Google Leaks : dans les coulisses du moteur de recherche

Par Matthieu Casiez - 2 février 2026

Google Leaks : dans les coulisses du moteur de recherche

Depuis ses débuts, Google a toujours entretenu une sorte de mystère autour du fonctionnement interne de son moteur de recherche. Mais les Google Leaks, ces documents internes qui ont fuité en 2024, ainsi que les révélations du procès antitrust mené par le ministère américain de la Justice (U.S. v. Google) ont enfin entrouvert la porte. 

Pour les professionnels du SEO et du marketing digital, ces révélations changent la donne. Matthieu Casiez, Directeur R&D et SEO chez Bespoke, décrypte l’architecture réelle du moteur de recherche et ses implications concrètes pour votre stratégique de visibilité en ligne.

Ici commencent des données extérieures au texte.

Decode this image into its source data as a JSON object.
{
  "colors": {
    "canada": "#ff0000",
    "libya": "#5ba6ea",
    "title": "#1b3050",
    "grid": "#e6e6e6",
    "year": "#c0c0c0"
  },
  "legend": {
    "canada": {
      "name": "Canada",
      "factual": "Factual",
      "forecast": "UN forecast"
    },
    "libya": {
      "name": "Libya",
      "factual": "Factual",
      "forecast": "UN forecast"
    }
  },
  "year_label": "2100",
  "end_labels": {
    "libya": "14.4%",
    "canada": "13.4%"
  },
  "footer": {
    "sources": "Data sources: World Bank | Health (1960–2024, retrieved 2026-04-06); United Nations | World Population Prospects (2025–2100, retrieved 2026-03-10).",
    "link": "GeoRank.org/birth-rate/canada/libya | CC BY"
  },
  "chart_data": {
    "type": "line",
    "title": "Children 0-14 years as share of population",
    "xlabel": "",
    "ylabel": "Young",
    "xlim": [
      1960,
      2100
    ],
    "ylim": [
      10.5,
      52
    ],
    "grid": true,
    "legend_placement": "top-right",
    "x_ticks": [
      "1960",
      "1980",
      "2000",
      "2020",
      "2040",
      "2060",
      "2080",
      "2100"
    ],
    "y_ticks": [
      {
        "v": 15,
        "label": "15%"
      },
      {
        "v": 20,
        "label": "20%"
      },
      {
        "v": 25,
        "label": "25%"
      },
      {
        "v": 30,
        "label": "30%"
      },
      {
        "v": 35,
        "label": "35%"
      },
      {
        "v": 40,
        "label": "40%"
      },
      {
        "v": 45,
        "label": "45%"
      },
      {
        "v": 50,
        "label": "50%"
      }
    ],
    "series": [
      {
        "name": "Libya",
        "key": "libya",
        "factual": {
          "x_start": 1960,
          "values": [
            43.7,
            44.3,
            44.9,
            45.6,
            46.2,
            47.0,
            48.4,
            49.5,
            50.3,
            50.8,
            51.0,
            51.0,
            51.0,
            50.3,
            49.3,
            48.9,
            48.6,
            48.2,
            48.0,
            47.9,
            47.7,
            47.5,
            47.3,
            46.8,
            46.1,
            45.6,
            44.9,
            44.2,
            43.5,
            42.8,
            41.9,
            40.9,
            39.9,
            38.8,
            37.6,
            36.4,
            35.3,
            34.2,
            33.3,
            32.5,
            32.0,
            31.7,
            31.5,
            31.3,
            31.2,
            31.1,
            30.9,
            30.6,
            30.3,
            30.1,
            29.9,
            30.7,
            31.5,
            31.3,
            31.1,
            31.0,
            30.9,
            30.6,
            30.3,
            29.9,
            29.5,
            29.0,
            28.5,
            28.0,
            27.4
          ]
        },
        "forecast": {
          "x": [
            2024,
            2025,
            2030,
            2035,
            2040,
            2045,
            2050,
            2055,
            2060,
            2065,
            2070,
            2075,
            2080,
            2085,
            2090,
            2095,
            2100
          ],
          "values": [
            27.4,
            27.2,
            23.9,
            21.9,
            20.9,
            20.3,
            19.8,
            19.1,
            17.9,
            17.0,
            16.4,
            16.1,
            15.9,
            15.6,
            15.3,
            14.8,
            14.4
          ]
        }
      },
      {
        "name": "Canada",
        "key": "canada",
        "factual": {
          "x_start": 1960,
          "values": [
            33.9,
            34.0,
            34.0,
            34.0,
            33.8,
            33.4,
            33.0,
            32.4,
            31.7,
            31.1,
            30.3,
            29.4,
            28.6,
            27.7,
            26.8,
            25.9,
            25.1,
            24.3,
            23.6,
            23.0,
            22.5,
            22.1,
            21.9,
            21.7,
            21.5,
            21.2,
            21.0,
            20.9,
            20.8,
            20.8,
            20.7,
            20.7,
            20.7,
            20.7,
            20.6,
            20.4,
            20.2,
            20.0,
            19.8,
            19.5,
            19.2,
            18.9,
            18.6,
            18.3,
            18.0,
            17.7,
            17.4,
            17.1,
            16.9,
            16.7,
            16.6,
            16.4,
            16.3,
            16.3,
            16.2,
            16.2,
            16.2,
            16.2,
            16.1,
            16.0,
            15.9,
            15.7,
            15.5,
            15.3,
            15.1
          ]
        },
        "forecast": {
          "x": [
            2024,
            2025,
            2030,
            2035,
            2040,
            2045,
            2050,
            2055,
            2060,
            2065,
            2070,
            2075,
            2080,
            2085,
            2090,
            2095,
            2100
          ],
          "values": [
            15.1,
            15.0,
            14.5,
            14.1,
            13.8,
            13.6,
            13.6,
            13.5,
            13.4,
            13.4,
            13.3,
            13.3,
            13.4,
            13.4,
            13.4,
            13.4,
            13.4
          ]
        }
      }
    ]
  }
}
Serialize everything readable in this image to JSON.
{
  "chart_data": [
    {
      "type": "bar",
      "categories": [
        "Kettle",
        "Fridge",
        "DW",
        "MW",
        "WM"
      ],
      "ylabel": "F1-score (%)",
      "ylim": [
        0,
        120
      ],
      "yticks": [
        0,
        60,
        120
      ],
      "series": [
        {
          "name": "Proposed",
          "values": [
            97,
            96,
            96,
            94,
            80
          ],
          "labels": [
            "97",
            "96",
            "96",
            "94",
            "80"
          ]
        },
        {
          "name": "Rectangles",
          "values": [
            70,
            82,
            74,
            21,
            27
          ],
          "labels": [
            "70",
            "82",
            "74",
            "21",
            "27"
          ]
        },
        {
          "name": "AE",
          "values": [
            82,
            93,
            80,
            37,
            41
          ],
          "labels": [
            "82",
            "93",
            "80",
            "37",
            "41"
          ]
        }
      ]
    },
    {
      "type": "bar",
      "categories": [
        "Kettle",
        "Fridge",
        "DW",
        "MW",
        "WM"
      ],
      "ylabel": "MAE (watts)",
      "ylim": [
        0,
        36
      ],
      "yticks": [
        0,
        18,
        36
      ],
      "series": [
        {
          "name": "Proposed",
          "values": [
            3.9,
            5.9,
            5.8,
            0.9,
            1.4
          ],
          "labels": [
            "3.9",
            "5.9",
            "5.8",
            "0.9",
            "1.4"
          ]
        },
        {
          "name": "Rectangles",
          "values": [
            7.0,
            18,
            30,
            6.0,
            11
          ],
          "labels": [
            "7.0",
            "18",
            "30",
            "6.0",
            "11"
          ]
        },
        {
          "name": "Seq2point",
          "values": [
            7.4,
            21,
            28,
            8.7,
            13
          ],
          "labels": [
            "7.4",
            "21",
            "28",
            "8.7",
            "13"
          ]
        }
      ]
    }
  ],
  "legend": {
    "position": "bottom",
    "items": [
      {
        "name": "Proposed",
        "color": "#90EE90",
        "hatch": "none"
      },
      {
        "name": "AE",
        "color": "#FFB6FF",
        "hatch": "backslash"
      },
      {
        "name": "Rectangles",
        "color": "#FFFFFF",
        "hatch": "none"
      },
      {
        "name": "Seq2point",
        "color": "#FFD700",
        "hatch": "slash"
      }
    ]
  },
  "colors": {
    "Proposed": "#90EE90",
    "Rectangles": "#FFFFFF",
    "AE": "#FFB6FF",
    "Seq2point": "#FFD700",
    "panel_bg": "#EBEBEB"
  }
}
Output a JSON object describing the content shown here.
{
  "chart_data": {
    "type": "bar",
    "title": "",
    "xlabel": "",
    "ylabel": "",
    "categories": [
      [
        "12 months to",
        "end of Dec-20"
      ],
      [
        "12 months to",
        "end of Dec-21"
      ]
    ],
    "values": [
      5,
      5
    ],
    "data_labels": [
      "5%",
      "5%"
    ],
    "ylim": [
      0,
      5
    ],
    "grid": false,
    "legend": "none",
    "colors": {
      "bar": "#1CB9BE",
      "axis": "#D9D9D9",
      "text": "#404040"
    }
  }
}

UNE ARCHITECTURE EN MICRO-SERVICES HAUTEMENT SPÉCIALISÉE

Oubliez l’idée d’un « algorithme Google » unique et monolithique. En réalité, le moteur fonctionne comme une chaîne de production ultra-spécialisée, où chaque maillon joue son rôle. Avant qu’une page n’apparaisse dans les résultats de recherche, elle passe par cinq grandes étapes

  1. Découverte (Trawler)
  2. Indexation (Alexandria, SegIndexer)
  3. Premier tri (QBST, Mustang, Ascorer)
  4. Affinage (SuperRoot & Twiddlers)
  5. Mise en page (Glue & Tangram)

Cette approche modulaire présente un double avantage pour Google : la possibilité de faire évoluer chaque composant indépendamment, sans perturber l’ensemble du pipeline de recherche et la capacité d’éliminer progressivement les contenus médiocres bien avant les calculs les plus sophistiqués. Car c’est là un point essentiel révélé par les leaks : toutes les pages web ne franchissent pas toutes les étapes. Des filtres successifs trient impitoyablement le grain de l’ivraie.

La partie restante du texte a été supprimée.